Es ist natürlich irgendwo eine Kacksituation. Sportlich ist ein Transfer Dembeles für den BVB (und die ganze Liga) ein Jammer, aber so, wie sich die Dinge in den letzten Tagen entwickelt haben, ist er ja wohl unumgänglich. Für mein Empfinden ist es auch in allen Bereichen eine einerseits-andererseits Geschichte. Einerseits darf so ein Verhalten von einem Verein weder toleriert, schon gar nicht aber belohnt werden. Wird es momentan ja auch nicht. Andererseits kann man sich einen solch potentiell faulen Kaderapfel nicht leisten; die Unruhe zöge sich wahrscheinlich durch die ganze Saison. Auch wenn Dembele sicher nach Schließung des Transferfensters wieder zum Dienst erschiene, fehlten da doch sicher auch die letzten Prozent Motivation und Fokus - und im absoluten Spitzensport, von dem wir hier ja sprechen, machen die letzten paar Prozent ja den Unterschied aus. Das Risiko geht man doch nur ein, wenn man noch ein paar weitere Dembeles (was die Qualität angeht) in der Hinterhand hat. Die "drei Monate Gehalt streichen, auf Schadenersatz verklagen und dann ab auf die Tribüne für mindestens die gesamte Hinrunde" Szenarien einiger Pubertätsonlinefans (nicht unbedingt auf sportforen bezogen, vor allem auf idie "großen" Foren) sind eh fernab jeder Realität. Das wird in keinem Fall passieren.
Einerseits ist der BVB auf das Geld nicht zwingend angewiesen. Andererseits muss der Club trotzdem wirtschaftlich denken, auch im Sinne der Aktionäre. Ob man jemals wieder eine solche Summe geboten bekommt, ist mehr als unsicher. Egal wie gut Dembeles Saison wird/würde: die aktuellen Summen sind natürlich extrem über seinem tatsächlichen Marktwert. Das "dann kriegen wir eben nächstes Jahr 100 Mio für ihn" Argument zieht für mich nicht wirklich. Der Schneeballeffekt findet in diesem Sommer statt, nicht im nächsten. Der Transfermarkt erhitzt sich zwar generell seit ein paar Jahren mehr und mehr, aber ich glaube kaum, dass die aktuelle, durch Neymar ausgelöste Ausnahmesituation jetzt die neue Basis für die nächsten Jahre ist. Soll heißen: im nächsten Jahr werden die Summen allgemein wieder niedriger sein, zumal da kein Transfer dieser Größenordnung zu erwarten ist (Messi und CR7 sind dann einfach zu alt).

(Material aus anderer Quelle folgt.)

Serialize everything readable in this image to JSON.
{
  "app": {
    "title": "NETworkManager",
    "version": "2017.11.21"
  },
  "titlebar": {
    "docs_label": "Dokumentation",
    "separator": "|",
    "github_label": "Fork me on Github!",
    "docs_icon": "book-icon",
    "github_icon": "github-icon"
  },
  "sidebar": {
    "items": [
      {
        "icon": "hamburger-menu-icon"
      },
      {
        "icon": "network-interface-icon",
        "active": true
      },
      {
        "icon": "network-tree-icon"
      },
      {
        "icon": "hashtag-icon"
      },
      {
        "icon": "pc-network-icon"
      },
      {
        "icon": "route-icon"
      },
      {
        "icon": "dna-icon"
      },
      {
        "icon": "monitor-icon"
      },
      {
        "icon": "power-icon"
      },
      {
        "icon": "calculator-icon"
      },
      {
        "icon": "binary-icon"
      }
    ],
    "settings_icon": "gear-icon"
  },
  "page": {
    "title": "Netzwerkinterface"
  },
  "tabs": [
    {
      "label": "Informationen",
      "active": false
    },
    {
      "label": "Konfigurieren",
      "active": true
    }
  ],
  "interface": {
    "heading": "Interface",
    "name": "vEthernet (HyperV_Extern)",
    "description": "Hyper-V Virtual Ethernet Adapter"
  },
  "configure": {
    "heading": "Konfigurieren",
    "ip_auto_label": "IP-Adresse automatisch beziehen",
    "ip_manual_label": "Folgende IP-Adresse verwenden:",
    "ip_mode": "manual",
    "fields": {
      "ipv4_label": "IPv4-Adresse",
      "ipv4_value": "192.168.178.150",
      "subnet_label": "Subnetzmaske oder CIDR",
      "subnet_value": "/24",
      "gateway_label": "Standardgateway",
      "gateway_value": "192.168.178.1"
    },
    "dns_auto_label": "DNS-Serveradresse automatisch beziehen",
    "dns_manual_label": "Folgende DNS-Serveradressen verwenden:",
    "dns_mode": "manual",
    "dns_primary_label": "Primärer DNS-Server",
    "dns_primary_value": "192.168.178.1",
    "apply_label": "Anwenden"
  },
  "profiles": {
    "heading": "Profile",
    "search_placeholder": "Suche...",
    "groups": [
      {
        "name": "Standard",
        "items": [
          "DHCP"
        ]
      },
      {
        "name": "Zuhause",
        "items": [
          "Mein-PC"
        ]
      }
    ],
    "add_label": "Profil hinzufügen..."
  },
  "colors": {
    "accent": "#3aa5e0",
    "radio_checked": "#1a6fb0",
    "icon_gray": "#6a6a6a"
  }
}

So gesehen muss der BVB eines der kommenden Angebote der nächsten Tage als Chance auf irrsinnig viel Geld einfach wahrnehmen, alles andere wäre doch betriebswirtschaftlich fahrlässig. Andererseits wird man dadurch eben zum Bestandteil der Neymarschen Transferlawine. D.h. man braucht selbst Ersatz und selbstredend werden alle Clubs, von denen man Ersatz verpflichten möchte, ebenfalls Forderungen weit oberhalb des tatsächlichen Werts ihrer Spieler stellen. Zudem hätte man zwar durch die Einnahme die finanzielle Potenz, etablierte Weltklasse zu verpflichten - nur kommen diese Spieler eben nicht nach Dortmund, das ist ja nunmal zur Zeit noch so. Und für neue Talente im, sagen wir mal, 20 Mio Wertbereich müsste man in diesem Sommer eben dann auch selbst sicher 40-50 Mio zahlen. 120 für Dembele kassieren und dann den nächsten Ous für wieder 10 oder 15 verpflichten - das wird wohl kaum möglich sein. Egal, wie gut man scoutet, die anderen Vereine sind ja auch nicht blöd.
Der Deal mit Barca wird stattfinden, da ist wohl kaum noch ein anderes Szenario denkbar. Es geht nur noch darum, so viel wie möglich dabei rauszuschlagen. Das war/ist von Watzke und co auch nicht zu verhindern. Gewinner bei dem ganzen Wahnsinn sind mMn am Ende trotzdem allein die Spieler (und ihre Berater): Neymar, Dembele, evtl Coutinho und ihre ganzen Nachfolger. Verlierer sind alle beteiligten Vereine, weil die Ohnmacht im Härtefall deutlich wird, inkl. PSG als Auslöser. Verlierer ist aber auch der Fußball insgesamt, weil selten zuvor der komplette Irrsinn des Systems Profifußball samt seiner schon ziemlich widerlichen Dekadenz und der kompletten Entfremdung von der Realität derjenigen, die ihn lieben, so offensichtlich wurde (gegeben hat es ihn natürlich auch schon vorher).